AAD presents with a wide range of manifestations, and classic findings are often absent. The clinical presentation of a dissection is that of the sudden onset of “tearing” chest pain that radiates to the back, with associated pulse or blood pressure deficit between upper limbs and an abnormal chest x-ray which is present in only one-third of patients [8]. It is important to rapidly distinguish ascending AAD, which is a cardiac surgical emergency, from descending thoracic aneurysm, which is managed medically in hemodynamically stable patients with no end organ damage. A thorough history is shown to be useful and a clinical examination is very important but is insufficiently sensitive to rule out aortic dissection given the high morbidity of a missed diagnosis. CT angiography is the diagnostic imaging modality of choice in hemodynamically stable patients. It is less operator dependent, provides useful anatomic correlates for surgical and endovascular therapy, and collects information for follow-up analysis and measurement (sensitivity of 83%-95% and specificity of 87%-100%) [9,10]. In hemodynamically unstable patients, transesophageal echocardiography is the initial study of choice, as it is a portable procedure that yields a diagnosis within minutes, with the addition of color-flow Doppler patterns that may decrease the false positives by recognizing differential flow velocities in the true and false lumens (Se 98% and Sp 65%-95%) [11]. The potential drawbacks of TEE include procedural sedation and need of experienced operators for accurate results.

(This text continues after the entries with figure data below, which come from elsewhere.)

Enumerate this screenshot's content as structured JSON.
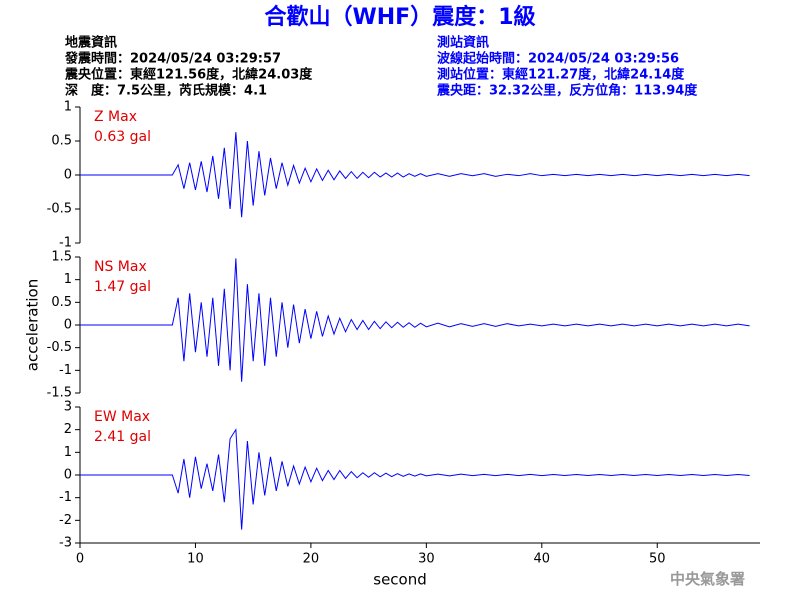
{
  "header": {
    "title": "合歡山（WHF）震度：1級",
    "left": [
      "地震資訊",
      "發震時間：2024/05/24 03:29:57",
      "震央位置：東經121.56度，北緯24.03度",
      "深　度：7.5公里，芮氏規模：4.1"
    ],
    "right": [
      "測站資訊",
      "波線起始時間：2024/05/24 03:29:56",
      "測站位置：東經121.27度，北緯24.14度",
      "震央距：32.32公里，反方位角：113.94度"
    ],
    "credit": "中央氣象署"
  },
  "chart_data": [
    {
      "type": "line",
      "label": "Z Max",
      "max_label": "0.63 gal",
      "color": "#0000ff",
      "x": [
        0,
        8,
        8.5,
        9,
        9.5,
        10,
        10.5,
        11,
        11.5,
        12,
        12.5,
        13,
        13.5,
        14,
        14.5,
        15,
        15.5,
        16,
        16.5,
        17,
        17.5,
        18,
        18.5,
        19,
        19.5,
        20,
        20.5,
        21,
        21.5,
        22,
        22.5,
        23,
        23.5,
        24,
        24.5,
        25,
        25.5,
        26,
        26.5,
        27,
        27.5,
        28,
        28.5,
        29,
        29.5,
        30,
        31,
        32,
        33,
        34,
        35,
        36,
        37,
        38,
        39,
        40,
        41,
        42,
        43,
        44,
        45,
        46,
        47,
        48,
        49,
        50,
        51,
        52,
        53,
        54,
        55,
        56,
        57,
        58
      ],
      "values": [
        0,
        0,
        0.15,
        -0.2,
        0.18,
        -0.22,
        0.2,
        -0.25,
        0.28,
        -0.35,
        0.4,
        -0.5,
        0.63,
        -0.62,
        0.5,
        -0.45,
        0.35,
        -0.3,
        0.25,
        -0.2,
        0.18,
        -0.15,
        0.14,
        -0.12,
        0.1,
        -0.1,
        0.09,
        -0.08,
        0.07,
        -0.07,
        0.06,
        -0.05,
        0.05,
        -0.05,
        0.04,
        -0.04,
        0.04,
        -0.03,
        0.03,
        -0.03,
        0.03,
        -0.03,
        0.02,
        -0.02,
        0.02,
        -0.02,
        0.02,
        -0.02,
        0.02,
        -0.01,
        0.02,
        -0.02,
        0.01,
        -0.01,
        0.02,
        -0.01,
        0.01,
        -0.01,
        0.01,
        -0.01,
        0.01,
        -0.01,
        0.01,
        -0.01,
        0.01,
        -0.01,
        0.01,
        -0.01,
        0.01,
        -0.01,
        0.01,
        -0.01,
        0.01,
        -0.01
      ],
      "xlim": [
        0,
        58.9
      ],
      "ylim": [
        -1,
        1
      ],
      "yticks": [
        1,
        0.5,
        0,
        -0.5,
        -1
      ]
    },
    {
      "type": "line",
      "label": "NS Max",
      "max_label": "1.47 gal",
      "color": "#0000ff",
      "ylabel": "acceleration",
      "x": [
        0,
        8,
        8.5,
        9,
        9.5,
        10,
        10.5,
        11,
        11.5,
        12,
        12.5,
        13,
        13.5,
        14,
        14.5,
        15,
        15.5,
        16,
        16.5,
        17,
        17.5,
        18,
        18.5,
        19,
        19.5,
        20,
        20.5,
        21,
        21.5,
        22,
        22.5,
        23,
        23.5,
        24,
        24.5,
        25,
        25.5,
        26,
        26.5,
        27,
        27.5,
        28,
        28.5,
        29,
        29.5,
        30,
        31,
        32,
        33,
        34,
        35,
        36,
        37,
        38,
        39,
        40,
        41,
        42,
        43,
        44,
        45,
        46,
        47,
        48,
        49,
        50,
        51,
        52,
        53,
        54,
        55,
        56,
        57,
        58
      ],
      "values": [
        0,
        0,
        0.6,
        -0.8,
        0.7,
        -0.6,
        0.5,
        -0.7,
        0.6,
        -0.9,
        0.8,
        -1.0,
        1.47,
        -1.25,
        0.9,
        -0.8,
        0.7,
        -0.9,
        0.6,
        -0.7,
        0.5,
        -0.5,
        0.45,
        -0.4,
        0.35,
        -0.3,
        0.3,
        -0.25,
        0.2,
        -0.2,
        0.15,
        -0.15,
        0.12,
        -0.1,
        0.1,
        -0.1,
        0.08,
        -0.08,
        0.07,
        -0.06,
        0.06,
        -0.05,
        0.05,
        -0.05,
        0.04,
        -0.04,
        0.04,
        -0.04,
        0.03,
        -0.03,
        0.03,
        -0.03,
        0.03,
        -0.02,
        0.02,
        -0.02,
        0.02,
        -0.02,
        0.02,
        -0.02,
        0.02,
        -0.02,
        0.02,
        -0.02,
        0.02,
        -0.02,
        0.02,
        -0.02,
        0.02,
        -0.02,
        0.02,
        -0.02,
        0.02,
        -0.02
      ],
      "xlim": [
        0,
        58.9
      ],
      "ylim": [
        -1.5,
        1.5
      ],
      "yticks": [
        1.5,
        1,
        0.5,
        0,
        -0.5,
        -1,
        -1.5
      ]
    },
    {
      "type": "line",
      "label": "EW Max",
      "max_label": "2.41 gal",
      "color": "#0000ff",
      "xlabel": "second",
      "x": [
        0,
        8,
        8.5,
        9,
        9.5,
        10,
        10.5,
        11,
        11.5,
        12,
        12.5,
        13,
        13.5,
        14,
        14.5,
        15,
        15.5,
        16,
        16.5,
        17,
        17.5,
        18,
        18.5,
        19,
        19.5,
        20,
        20.5,
        21,
        21.5,
        22,
        22.5,
        23,
        23.5,
        24,
        24.5,
        25,
        25.5,
        26,
        26.5,
        27,
        27.5,
        28,
        28.5,
        29,
        29.5,
        30,
        31,
        32,
        33,
        34,
        35,
        36,
        37,
        38,
        39,
        40,
        41,
        42,
        43,
        44,
        45,
        46,
        47,
        48,
        49,
        50,
        51,
        52,
        53,
        54,
        55,
        56,
        57,
        58
      ],
      "values": [
        0,
        0,
        -0.8,
        0.7,
        -1.0,
        0.8,
        -0.6,
        0.5,
        -0.7,
        0.9,
        -1.2,
        1.6,
        2.0,
        -2.41,
        1.5,
        -1.3,
        1.0,
        -0.9,
        0.8,
        -0.7,
        0.6,
        -0.5,
        0.4,
        -0.4,
        0.35,
        -0.3,
        0.3,
        -0.25,
        0.2,
        -0.2,
        0.2,
        -0.15,
        0.15,
        -0.12,
        0.1,
        -0.1,
        0.1,
        -0.08,
        0.08,
        -0.07,
        0.06,
        -0.06,
        0.05,
        -0.05,
        0.05,
        -0.04,
        0.04,
        -0.04,
        0.04,
        -0.03,
        0.03,
        -0.03,
        0.03,
        -0.03,
        0.03,
        -0.03,
        0.02,
        -0.02,
        0.02,
        -0.02,
        0.02,
        -0.02,
        0.02,
        -0.02,
        0.02,
        -0.02,
        0.02,
        -0.02,
        0.02,
        -0.02,
        0.02,
        -0.02,
        0.02,
        -0.02
      ],
      "xlim": [
        0,
        58.9
      ],
      "ylim": [
        -3,
        3
      ],
      "yticks": [
        3,
        2,
        1,
        0,
        -1,
        -2,
        -3
      ],
      "xticks": [
        0,
        10,
        20,
        30,
        40,
        50
      ]
    }
  ]
}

AADs are frequently mistaken for other etiologies that cause chest pain, the most common being acute coronary syndromes. The incidence of initial miss diagnosis is up to 40% and may be more common when the ascending aorta is involved [12,13]. Errors in diagnosis delay proper treatment and can lead to inappropriate therapies (e.g., antithrombotic agents), which increases the risk of complications. This results in administration of aspirin and other antiplatelets and is associated with major bleeding and greater in-hospital mortality [2]. It also protends an increased risk of a hemorrhagic pericardial effusion, which we presume happened in case no. 2.

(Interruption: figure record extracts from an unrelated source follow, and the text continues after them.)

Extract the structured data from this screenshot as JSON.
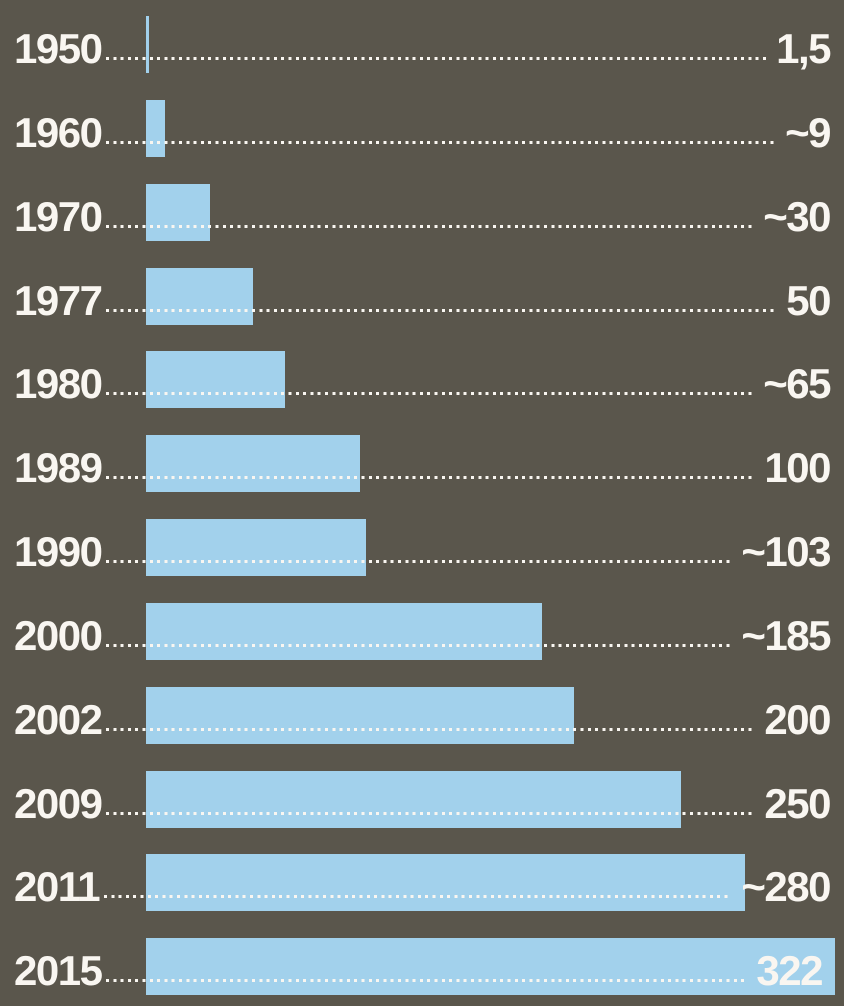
{
  "chart_data": {
    "type": "bar",
    "orientation": "horizontal",
    "title": "",
    "xlabel": "",
    "ylabel": "",
    "xlim": [
      0,
      322
    ],
    "grid": false,
    "legend": "none",
    "categories": [
      "1950",
      "1960",
      "1970",
      "1977",
      "1980",
      "1989",
      "1990",
      "2000",
      "2002",
      "2009",
      "2011",
      "2015"
    ],
    "values": [
      1.5,
      9,
      30,
      50,
      65,
      100,
      103,
      185,
      200,
      250,
      280,
      322
    ],
    "value_labels": [
      "1,5",
      "~9",
      "~30",
      "50",
      "~65",
      "100",
      "~103",
      "~185",
      "200",
      "250",
      "~280",
      "322"
    ],
    "colors": {
      "background": "#5a564c",
      "bar": "#a2d1ec",
      "text": "#f9f6f1"
    },
    "style_notes": {
      "leader": "dotted line from year label to value label, drawn behind bars",
      "last_value_position": "322 label rendered inside its bar"
    }
  }
}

Tamponade resulting from pericardial effusion has been reported in 18.7% of the patients with Stanford type A AAD with worse outcomes [14]. The proposed mechanism is the transudation of fluid across the thin wall of the false aortic lumen into the pericardial space. More rarely, the dissected aorta ruptures directly into the pericardium, leading to rapid tamponade physiology. Urgent direct aortic repair together with intraoperative pericardial draining is the recommended treatment approach for these patients [15]. Preoperative controlled pericardiocentsis can be lifesaving when managing patients with critical cardiac tamponade complicating acute Stanford type A AAD, especially when cardiac surgery is not immediately available [16].

Conclusions

AAD remains a diagnostic challenge for the physicians mainly due to its relatively low frequency and wide range of clinical presentations. It most often mimics acute coronary syndrome, subsequently leading to potentially hazardous management approaches and disastrous consequences. The definite diagnosis relies on imaging studies to define the aortic abnormality, classify the location and extent, and identify any anatomic complications. A crucial aspect of early therapy is ensuring a correct diagnosis so that an appropriate management scheme can be instituted in a timely fashion.